Healthy Workforce
The Profanity Problem
When your seasoned nurses' language is a little too salty
You’re the charge nurse on a busy labor & delivery unit. Although you like your role, you cringe any time Sandra is working. Sandra is quick to anger if she doesn’t like her assignment, and when she gets angry, she lets loose with a choice string of words you can’t say on TV.
Although you try to give her “good” assignments, today is a challenging day with many difficult patients, and Sandra doesn’t like it one bit. As you’re standing in the middle of the nurses’ station, she loudly declares, “I’m not taking this f***ing assignment!!” and stomps off down the hallway.
You wouldn’t expect nurses to use such vulgar language while on the job, but they do. In fact, profanity in the workplace is one of the most common complaints we hear from our healthcare clients at the Healthy Workforce Institute.
EVERYONE DOES IT!
In organizations we work with, we’re told that both clinical and nonclinical staff curse on the job — some of them like sailors! Sometimes, the very same leaders who complain about their employees’ potty mouths also admit (reluctantly) that they swear too.
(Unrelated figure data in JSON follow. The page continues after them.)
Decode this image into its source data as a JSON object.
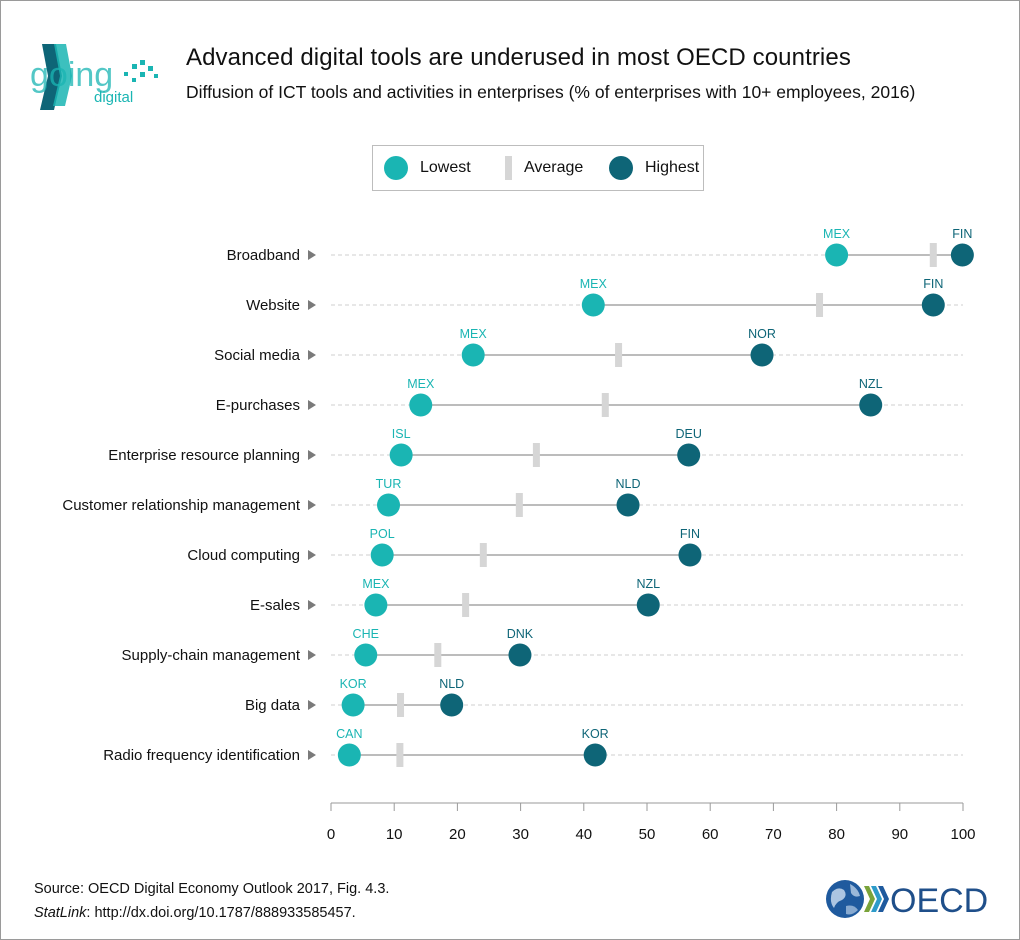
{
  "header": {
    "title": "Advanced digital tools are underused in most OECD countries",
    "subtitle": "Diffusion of ICT tools and activities in enterprises (% of enterprises with 10+ employees, 2016)"
  },
  "logo": {
    "text": "going digital",
    "word1": "going",
    "word2": "digital"
  },
  "legend": {
    "lowest": "Lowest",
    "average": "Average",
    "highest": "Highest"
  },
  "colors": {
    "lowest": "#1ab5b3",
    "highest": "#0e6577",
    "average": "#d6d6d6",
    "connector": "#7a7a7a"
  },
  "chart_data": {
    "type": "dot-range",
    "title": "Advanced digital tools are underused in most OECD countries",
    "xlim": [
      0,
      100
    ],
    "xticks": [
      0,
      10,
      20,
      30,
      40,
      50,
      60,
      70,
      80,
      90,
      100
    ],
    "categories": [
      {
        "label": "Broadband",
        "lowest": 80,
        "lowest_country": "MEX",
        "average": 95.3,
        "highest": 99.9,
        "highest_country": "FIN"
      },
      {
        "label": "Website",
        "lowest": 41.5,
        "lowest_country": "MEX",
        "average": 77.3,
        "highest": 95.3,
        "highest_country": "FIN"
      },
      {
        "label": "Social media",
        "lowest": 22.5,
        "lowest_country": "MEX",
        "average": 45.5,
        "highest": 68.2,
        "highest_country": "NOR"
      },
      {
        "label": "E-purchases",
        "lowest": 14.2,
        "lowest_country": "MEX",
        "average": 43.4,
        "highest": 85.4,
        "highest_country": "NZL"
      },
      {
        "label": "Enterprise resource planning",
        "lowest": 11.1,
        "lowest_country": "ISL",
        "average": 32.5,
        "highest": 56.6,
        "highest_country": "DEU"
      },
      {
        "label": "Customer relationship management",
        "lowest": 9.1,
        "lowest_country": "TUR",
        "average": 29.8,
        "highest": 47.0,
        "highest_country": "NLD"
      },
      {
        "label": "Cloud computing",
        "lowest": 8.1,
        "lowest_country": "POL",
        "average": 24.1,
        "highest": 56.8,
        "highest_country": "FIN"
      },
      {
        "label": "E-sales",
        "lowest": 7.1,
        "lowest_country": "MEX",
        "average": 21.3,
        "highest": 50.2,
        "highest_country": "NZL"
      },
      {
        "label": "Supply-chain management",
        "lowest": 5.5,
        "lowest_country": "CHE",
        "average": 16.9,
        "highest": 29.9,
        "highest_country": "DNK"
      },
      {
        "label": "Big data",
        "lowest": 3.5,
        "lowest_country": "KOR",
        "average": 11.0,
        "highest": 19.1,
        "highest_country": "NLD"
      },
      {
        "label": "Radio frequency identification",
        "lowest": 2.9,
        "lowest_country": "CAN",
        "average": 10.9,
        "highest": 41.8,
        "highest_country": "KOR"
      }
    ]
  },
  "footer": {
    "source": "Source: OECD Digital Economy Outlook 2017, Fig. 4.3.",
    "statlink_label": "StatLink",
    "statlink_url": ": http://dx.doi.org/10.1787/888933585457.",
    "oecd_logo_text": "OECD"
  }
}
One of the medical directors we work with admitted that any time she gets frustrated, she’ll drop a “m*****f***” (fill in the blanks) right in front of her team. She’s apparently well-known among her staff for blurting out “What the f***?” any time something doesn’t go quite right.
The medical director’s profanity isn’t directed at anyone else — it’s a reflexive stress response that’s expressed in a barrage of “bleeps.” However, some examples are more personal.
In one case, a new nurse asked an experienced coworker for the pharmacy phone number. The coworker snapped, “It’s 1-800-GO-F***-yourself, honey,” and then laughed.